Scenes from March in March rally in front of Parliament House in Canberra. Click for more photos

March In March Canberra

Scenes from March in March rally in front of Parliament House in Canberra. Photo: Alex Ellinghausen

A well-educated GetUp member concerned about asylum seekers, the environment and the behaviour of Tony Abbott - meet the average March in March protester.

Tens of thousands of people turned out to demonstrations across Australia to protest a grab bag of issues mid-last month, generally united by a dislike of the policies of the Coalition government.

Researchers from the University of Canberra's ANZSOG Institute for Governance used Facebook to survey more than 1020 people who attended the marches to find out who they were and why they decided to attend.

Postdoctoral Research Fellow Michael Jensen, an expert on social movements and political participation, said those associated with March in March may have been disillusioned with formal political parties.

When presented with a list of reasons for attending and asked to select those which applied to them, more than 85 per cent of protesters chose the treatment of asylum seekers.

Dr Jensen said the same proportion chose environmental concerns as one of their reasons for being involved in March in March, with “the behaviour of Tony Abbott” the third most commonly chosen response.

“It wasn't a specific policy issue, but something about his style, his way of interacting and presenting himself to the Australian public,” he said.

Dr Jensen he was surprised to find Getup was the most common political association held by the surveyed protesters, with more than 37 per cent as identifying as members, even though the event was not arranged or promoted by the activist organisation.

Just 11 per cent were the member of a political party, while 15 per cent were members of a trade union.

Dr Jensen said given the protests was directed against the government, traditionally the main opposition party or a formal left of centre political group would have a significant, vocal role in their organising, but in this case they did not.

“There does seem to be a particular segment of the population that Getup represents in some way, even if they don't officially organise them, that's perhaps not represented by any of the parties either,” he said.

Dr Jensen said while the treatment of asylum seekers was an issue commonly spoken about in Australia, but both major parties were united in presenting strong policies on offshore processing and insisting refugees had no guarantee of being settled in Australia.

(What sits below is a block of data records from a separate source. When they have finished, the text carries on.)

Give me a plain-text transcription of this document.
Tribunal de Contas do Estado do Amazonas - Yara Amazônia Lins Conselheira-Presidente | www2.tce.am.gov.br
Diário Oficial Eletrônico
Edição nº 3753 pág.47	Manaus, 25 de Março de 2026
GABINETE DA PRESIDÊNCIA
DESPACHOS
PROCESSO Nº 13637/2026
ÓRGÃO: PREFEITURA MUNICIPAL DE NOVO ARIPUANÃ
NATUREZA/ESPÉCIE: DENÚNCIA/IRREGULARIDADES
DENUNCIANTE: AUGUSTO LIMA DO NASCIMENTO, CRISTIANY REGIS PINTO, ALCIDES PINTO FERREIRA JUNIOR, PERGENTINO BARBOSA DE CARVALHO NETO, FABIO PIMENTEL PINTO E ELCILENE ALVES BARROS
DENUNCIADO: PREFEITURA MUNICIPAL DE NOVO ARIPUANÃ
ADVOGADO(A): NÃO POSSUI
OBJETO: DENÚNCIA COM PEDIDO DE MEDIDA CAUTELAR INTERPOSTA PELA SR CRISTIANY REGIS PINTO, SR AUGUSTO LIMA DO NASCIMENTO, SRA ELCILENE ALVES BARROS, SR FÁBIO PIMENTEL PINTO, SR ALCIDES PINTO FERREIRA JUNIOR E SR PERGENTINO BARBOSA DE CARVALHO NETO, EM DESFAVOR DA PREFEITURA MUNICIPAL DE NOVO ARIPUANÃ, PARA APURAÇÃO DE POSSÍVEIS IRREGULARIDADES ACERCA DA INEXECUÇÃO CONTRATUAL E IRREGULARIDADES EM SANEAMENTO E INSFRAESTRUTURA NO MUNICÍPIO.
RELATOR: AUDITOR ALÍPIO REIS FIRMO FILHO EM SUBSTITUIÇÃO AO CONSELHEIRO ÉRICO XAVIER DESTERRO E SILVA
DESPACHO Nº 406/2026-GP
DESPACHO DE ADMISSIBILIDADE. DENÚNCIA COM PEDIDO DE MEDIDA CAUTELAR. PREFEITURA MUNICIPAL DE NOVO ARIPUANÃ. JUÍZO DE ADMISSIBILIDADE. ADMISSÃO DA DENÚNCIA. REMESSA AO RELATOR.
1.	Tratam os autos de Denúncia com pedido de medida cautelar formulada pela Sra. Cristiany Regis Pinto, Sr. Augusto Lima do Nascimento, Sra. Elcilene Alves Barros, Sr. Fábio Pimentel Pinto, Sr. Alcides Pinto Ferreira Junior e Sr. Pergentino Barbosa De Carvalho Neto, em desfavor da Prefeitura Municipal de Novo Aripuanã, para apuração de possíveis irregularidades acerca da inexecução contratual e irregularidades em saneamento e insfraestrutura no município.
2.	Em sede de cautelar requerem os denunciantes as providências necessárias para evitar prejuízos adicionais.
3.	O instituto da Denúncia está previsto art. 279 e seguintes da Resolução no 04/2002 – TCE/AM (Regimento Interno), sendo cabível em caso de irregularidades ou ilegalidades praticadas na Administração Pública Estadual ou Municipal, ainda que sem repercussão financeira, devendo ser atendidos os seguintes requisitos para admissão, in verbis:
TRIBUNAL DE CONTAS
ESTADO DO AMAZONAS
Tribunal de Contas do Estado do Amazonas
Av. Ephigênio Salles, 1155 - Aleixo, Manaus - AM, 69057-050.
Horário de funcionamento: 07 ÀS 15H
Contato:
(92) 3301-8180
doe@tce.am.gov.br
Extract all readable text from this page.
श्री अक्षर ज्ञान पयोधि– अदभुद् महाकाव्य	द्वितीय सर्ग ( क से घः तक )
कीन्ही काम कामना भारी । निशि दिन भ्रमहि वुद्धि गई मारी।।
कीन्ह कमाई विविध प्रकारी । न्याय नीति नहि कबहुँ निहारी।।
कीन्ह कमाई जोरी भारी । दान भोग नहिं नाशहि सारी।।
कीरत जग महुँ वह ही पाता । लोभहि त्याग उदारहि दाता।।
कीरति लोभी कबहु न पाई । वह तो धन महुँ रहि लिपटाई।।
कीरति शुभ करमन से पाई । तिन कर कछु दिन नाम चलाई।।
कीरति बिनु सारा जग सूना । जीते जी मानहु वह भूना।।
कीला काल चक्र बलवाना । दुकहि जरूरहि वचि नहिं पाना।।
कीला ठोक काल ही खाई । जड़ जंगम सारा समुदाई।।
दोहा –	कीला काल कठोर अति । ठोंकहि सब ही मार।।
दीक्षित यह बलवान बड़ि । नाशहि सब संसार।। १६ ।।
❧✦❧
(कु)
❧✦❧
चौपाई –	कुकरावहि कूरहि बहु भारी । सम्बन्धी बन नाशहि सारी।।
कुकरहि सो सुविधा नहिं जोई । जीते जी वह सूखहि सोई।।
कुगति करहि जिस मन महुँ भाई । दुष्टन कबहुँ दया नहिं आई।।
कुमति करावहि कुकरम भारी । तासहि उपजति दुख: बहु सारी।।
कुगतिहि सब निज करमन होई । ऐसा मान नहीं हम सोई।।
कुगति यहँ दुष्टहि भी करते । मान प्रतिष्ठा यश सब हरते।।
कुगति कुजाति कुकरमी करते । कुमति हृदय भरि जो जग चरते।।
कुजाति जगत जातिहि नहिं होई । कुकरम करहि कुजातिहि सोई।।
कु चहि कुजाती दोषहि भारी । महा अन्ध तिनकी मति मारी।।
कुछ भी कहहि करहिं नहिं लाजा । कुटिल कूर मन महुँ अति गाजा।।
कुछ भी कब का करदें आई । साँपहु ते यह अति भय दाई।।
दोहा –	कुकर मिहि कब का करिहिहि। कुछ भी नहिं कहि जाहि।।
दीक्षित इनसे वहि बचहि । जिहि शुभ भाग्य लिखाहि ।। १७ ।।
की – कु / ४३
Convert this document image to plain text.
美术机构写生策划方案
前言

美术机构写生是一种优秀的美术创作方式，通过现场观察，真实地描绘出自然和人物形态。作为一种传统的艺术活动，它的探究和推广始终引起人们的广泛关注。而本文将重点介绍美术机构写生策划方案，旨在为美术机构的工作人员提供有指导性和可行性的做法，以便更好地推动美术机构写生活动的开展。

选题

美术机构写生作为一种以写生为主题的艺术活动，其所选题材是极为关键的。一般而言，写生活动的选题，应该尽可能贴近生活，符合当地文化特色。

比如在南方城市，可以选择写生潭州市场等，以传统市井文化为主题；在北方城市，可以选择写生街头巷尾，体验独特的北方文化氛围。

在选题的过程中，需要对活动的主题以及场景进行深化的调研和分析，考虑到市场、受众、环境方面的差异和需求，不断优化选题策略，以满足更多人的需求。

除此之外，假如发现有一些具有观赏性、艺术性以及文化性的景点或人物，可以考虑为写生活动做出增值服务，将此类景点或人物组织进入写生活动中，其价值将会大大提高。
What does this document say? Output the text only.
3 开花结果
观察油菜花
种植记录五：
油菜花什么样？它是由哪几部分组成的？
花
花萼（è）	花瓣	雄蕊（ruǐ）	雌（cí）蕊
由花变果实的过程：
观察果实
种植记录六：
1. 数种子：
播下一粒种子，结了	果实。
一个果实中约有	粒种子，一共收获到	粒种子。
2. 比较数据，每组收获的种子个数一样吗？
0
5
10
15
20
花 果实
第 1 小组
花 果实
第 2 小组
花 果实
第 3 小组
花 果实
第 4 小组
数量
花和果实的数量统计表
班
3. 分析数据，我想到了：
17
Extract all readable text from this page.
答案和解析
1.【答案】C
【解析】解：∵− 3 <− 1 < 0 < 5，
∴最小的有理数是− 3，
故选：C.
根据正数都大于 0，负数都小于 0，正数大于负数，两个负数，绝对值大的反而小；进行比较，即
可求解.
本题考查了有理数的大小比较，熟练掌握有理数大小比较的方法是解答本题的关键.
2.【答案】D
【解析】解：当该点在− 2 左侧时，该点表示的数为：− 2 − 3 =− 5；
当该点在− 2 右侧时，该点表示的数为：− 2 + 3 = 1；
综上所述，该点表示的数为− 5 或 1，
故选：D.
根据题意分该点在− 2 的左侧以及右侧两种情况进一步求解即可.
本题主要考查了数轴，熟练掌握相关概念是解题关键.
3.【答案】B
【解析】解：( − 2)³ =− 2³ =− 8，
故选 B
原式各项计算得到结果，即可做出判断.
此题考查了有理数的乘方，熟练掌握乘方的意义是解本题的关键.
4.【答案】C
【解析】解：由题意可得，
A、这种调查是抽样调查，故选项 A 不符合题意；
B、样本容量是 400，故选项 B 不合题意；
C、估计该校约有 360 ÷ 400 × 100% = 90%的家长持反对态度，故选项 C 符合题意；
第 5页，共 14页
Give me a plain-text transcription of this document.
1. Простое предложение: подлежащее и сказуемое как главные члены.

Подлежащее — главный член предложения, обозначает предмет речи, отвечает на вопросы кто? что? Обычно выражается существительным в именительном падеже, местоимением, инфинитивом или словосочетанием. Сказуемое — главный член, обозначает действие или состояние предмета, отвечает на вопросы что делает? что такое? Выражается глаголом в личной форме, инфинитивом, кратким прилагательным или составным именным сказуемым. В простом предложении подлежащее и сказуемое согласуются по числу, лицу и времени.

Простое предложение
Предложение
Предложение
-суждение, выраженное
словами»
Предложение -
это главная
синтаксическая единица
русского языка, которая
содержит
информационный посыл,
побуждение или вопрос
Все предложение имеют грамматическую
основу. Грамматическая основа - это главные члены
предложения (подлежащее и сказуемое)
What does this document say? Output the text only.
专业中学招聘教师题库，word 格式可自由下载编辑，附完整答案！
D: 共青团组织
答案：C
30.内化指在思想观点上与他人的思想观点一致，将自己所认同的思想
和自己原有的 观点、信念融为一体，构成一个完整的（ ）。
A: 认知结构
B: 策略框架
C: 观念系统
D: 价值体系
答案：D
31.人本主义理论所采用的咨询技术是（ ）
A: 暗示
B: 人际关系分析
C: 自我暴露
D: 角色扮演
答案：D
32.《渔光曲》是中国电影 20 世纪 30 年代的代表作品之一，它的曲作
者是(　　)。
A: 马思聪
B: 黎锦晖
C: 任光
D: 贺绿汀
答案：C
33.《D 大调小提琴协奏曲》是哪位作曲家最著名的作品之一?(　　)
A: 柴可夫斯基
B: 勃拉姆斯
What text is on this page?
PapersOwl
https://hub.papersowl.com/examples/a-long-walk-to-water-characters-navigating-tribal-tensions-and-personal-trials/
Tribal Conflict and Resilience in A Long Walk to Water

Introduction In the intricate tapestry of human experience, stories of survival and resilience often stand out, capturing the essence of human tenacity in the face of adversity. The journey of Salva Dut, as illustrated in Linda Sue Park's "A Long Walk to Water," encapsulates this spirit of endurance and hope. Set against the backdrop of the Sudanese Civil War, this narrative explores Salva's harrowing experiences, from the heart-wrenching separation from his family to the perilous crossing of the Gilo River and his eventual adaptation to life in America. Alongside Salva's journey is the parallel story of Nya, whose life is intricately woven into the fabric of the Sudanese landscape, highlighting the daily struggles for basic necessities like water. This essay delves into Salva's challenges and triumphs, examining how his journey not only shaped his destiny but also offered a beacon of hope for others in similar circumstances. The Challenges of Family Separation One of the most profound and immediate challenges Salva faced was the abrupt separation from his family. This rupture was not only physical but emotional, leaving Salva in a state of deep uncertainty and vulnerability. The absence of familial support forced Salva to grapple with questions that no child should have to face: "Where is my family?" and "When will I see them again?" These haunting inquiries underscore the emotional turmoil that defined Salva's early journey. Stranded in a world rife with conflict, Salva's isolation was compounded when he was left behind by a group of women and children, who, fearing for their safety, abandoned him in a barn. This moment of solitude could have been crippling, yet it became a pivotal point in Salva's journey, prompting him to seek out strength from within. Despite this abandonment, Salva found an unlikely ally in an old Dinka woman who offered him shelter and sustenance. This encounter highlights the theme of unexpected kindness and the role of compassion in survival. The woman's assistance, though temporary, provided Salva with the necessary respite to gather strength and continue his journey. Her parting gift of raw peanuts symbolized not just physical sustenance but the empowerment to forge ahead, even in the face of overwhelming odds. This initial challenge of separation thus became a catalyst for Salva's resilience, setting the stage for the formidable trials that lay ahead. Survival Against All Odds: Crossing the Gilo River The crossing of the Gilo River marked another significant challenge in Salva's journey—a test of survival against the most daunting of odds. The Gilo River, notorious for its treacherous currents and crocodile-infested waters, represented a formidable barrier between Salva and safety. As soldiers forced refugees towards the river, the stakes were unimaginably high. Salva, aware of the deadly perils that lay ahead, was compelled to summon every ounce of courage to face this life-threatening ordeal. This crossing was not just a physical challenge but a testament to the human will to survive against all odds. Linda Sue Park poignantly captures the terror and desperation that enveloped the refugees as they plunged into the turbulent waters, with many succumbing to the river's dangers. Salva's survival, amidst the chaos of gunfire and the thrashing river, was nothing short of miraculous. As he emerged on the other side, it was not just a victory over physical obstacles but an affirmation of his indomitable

“It may be the case that [protesters] don't see an avenue for their interests being articulated in the major parties, either in the opposition or the government, so perhaps they feel they need to mobilise by other means that do not depend on some formal organisational structure to get their views out there,” he said

Protesters were also more educated than the general population, more than half had a bachelor degree or higher, the survey found.